Movie Review: FURY.
Directed By: David Ayer.
Starring: Brad Pitt, Logan Lerman, Shia LaBeouf, Michael Pena and John Berthnal.
April, 1945. As the Allies make their final push in the European Theatre, a battle-hardened army sergeant named Wardaddy commands a Sherman tank and her five-man crew on a deadly mission behind enemy lines. Out-numbered, out-gunned, and with a rookie soldier thrust into their platoon, War Daddy and his men face overwhelming odds in their heroic attempts to strike at the heart of Nazi Germany.
Fury is set in Germany 1945 and follows four seasoned Tank operators joined by a fresh-faced soldier as they work their way through into enemy lines and progress the war. That is really about it in terms of plot for Fury, there isn't a specific mission that these five have to accomplish, they just have to make it through another day without being killed.
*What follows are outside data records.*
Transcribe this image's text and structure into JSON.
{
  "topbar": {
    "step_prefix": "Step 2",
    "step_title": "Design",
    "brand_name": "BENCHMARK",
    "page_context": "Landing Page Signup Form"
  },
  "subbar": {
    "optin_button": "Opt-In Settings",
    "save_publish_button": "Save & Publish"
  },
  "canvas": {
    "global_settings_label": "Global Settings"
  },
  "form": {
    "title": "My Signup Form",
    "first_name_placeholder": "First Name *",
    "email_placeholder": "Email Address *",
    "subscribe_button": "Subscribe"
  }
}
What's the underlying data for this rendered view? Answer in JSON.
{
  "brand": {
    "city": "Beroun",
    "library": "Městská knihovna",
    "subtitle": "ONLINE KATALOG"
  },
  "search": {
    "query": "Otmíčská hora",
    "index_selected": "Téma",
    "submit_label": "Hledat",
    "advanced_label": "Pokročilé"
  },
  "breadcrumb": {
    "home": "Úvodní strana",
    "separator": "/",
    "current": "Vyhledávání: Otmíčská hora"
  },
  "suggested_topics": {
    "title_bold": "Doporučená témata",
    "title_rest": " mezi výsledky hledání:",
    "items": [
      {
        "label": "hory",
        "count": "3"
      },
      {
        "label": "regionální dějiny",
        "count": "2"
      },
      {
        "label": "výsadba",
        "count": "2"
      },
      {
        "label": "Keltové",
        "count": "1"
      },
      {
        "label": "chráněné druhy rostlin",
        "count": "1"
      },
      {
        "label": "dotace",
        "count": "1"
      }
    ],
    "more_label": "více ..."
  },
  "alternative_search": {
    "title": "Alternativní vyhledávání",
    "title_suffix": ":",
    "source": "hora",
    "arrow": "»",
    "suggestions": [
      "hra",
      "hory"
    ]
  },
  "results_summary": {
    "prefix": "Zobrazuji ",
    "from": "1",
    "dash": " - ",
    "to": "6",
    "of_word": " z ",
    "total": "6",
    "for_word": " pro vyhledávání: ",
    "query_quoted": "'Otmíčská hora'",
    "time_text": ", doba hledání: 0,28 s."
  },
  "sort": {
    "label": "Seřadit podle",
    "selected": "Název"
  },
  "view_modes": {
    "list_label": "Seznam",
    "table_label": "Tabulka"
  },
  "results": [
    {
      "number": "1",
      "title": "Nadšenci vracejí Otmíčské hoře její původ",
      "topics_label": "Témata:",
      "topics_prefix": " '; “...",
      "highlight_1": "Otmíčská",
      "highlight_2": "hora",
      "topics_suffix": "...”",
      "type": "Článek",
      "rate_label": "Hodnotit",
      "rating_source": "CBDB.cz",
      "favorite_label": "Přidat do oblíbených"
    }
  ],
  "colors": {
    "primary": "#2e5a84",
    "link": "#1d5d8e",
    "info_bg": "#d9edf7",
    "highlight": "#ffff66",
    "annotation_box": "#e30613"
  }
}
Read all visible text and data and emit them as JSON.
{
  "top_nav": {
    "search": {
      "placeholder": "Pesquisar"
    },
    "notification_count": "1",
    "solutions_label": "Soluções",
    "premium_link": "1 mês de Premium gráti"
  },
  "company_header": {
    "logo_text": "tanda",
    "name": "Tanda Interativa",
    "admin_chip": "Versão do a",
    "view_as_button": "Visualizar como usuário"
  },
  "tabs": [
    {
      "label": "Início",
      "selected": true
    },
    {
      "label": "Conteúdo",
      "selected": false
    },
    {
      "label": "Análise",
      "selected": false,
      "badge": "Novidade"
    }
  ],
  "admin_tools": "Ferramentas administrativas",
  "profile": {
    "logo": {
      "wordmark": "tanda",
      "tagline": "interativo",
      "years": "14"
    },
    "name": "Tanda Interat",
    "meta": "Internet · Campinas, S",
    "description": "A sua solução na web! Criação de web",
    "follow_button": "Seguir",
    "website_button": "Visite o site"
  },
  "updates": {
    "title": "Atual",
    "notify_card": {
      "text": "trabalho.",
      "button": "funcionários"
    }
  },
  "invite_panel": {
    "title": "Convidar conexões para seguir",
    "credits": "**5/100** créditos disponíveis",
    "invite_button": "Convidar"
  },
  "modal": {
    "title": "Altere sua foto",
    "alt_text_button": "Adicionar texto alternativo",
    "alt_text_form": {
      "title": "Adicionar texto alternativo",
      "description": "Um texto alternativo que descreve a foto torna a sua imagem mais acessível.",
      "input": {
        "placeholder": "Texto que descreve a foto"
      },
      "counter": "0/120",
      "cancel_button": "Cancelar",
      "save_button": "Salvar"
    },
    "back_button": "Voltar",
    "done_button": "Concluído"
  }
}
Brad Pitt leads the group as Sergeant Don "War Daddy" Collier and that nickname alone serves as the characters back story. He leads the troop of 'Bible' (LaBeouf) aptly named for his love of scripture, 'Gordo' (Pena) and 'Coon-Ass' (Berthnal), the four lose their front gunner and receive a replacement gunner in the form of a newbie soldier, Norman (Lerman).
Pitt pulls out everything he's got here and gives one of the best performances of his career as the rough yet tender Sergeant. The rest of the cast do an excellent job. Shia LaBeouf steals few scenes with his toned down and natural performance of a man who quotes the bible yet doesn't conduct himself like a man of God. John Berthnal gives the best performance of his career so far as the savage sociopath of the group who looks like he's about to snap any second, his character is a straight up bully yet has his redeeming moments. Michael Pena doesn't do anything stand out like his performance in Ayer's other film "End Of Watch" but adds some humor to some dark scenes. The stand out here is really Logan Lerman who blew us all away with his performance in 2012's "The Perks Of Being A Wallflower", Lerman steps it up a notch and gives us something we've never seen from him before and proves that he's one to watch.
David Ayer shocked audiences and critics alike with his very impressive cop film "End Of Watch" which also starred Pena. He then let us all down with this year's "Sabotage" which was a straight up mess. Ayer certainly redeems himself with Fury, this is a tough and authentic take on WW2 that got off to a rocky start yet improved with every single scene.
Amidst the foggy and brutal action set pieces, Ayer takes time to build character. One scene in-particular takes a break away from the shooting and screaming to show War Daddy and Norman sit down with two German women and blow off a little steam, when the scene began I feared that the pace would be thrown off but Ayer proved me wrong and gave us a tense yet somewhat soothing scene. This was when Fury rose above the average war movie status and began to approach something truly special. From then on I was invested in these characters which made the finale all the more heart breaking.
Fury manages to impress with spectacle but also tell a story that is both poignant and powerful through its characters. It's rare I see a film where the film makers passion shines through, it was clear throughout Fury that David Ayer had a lot invested in this project. The visuals of the film and the characters work perfectly and culminate in Ayer's finest work to date.
A lot of the film is set inside of Fury, which is the name of the Tank that our characters reside in. It was clear that every shot had been carefully thought out inside the tank as the mis-en-scene showed us a lot about each of the characters. Whilst inside the tank, Ayer attempts to make you feel trapped and enclosed as our 5 characters are and did a perfect job of making me feel quite claustrophobic at times.
In Quentin Tarantino's "Inglorious Basterds" which also starred Brad Pitt, we are supposed to be entertained by the death of the Nazi soldiers yet in Fury we are reminded that whilst the acts these men committed were atrocious, they are still men following orders and especially in the final moments of the film we are reminded of the shred of humanity that some German soldiers still maintained.
Fury serves as a study of American soldiers during WW2 whilst also serving as a big, hard boiled action flick. Ayer shows off his ability to control action and he films it beautifully, it almost feels like you're there in the tank.
A lot of the criticism's of Fury are that of its characters. A lot of critics don't find an appeal with the films 5 leads and whilst I understand that, I must disagree. I found these characters completely compelling, they felt real, they were angry and tough and I sympathized with them because no one should have to go through the horrors that these men went through. They felt human and even though the film is set within one day, I felt a bond between each of the characters.
[Fury](movie:866294) surprised me on just about every level, its entertaining, it's powerful and it has heart. I definitely recommend you see it, I'm going to give it an 8.9/10!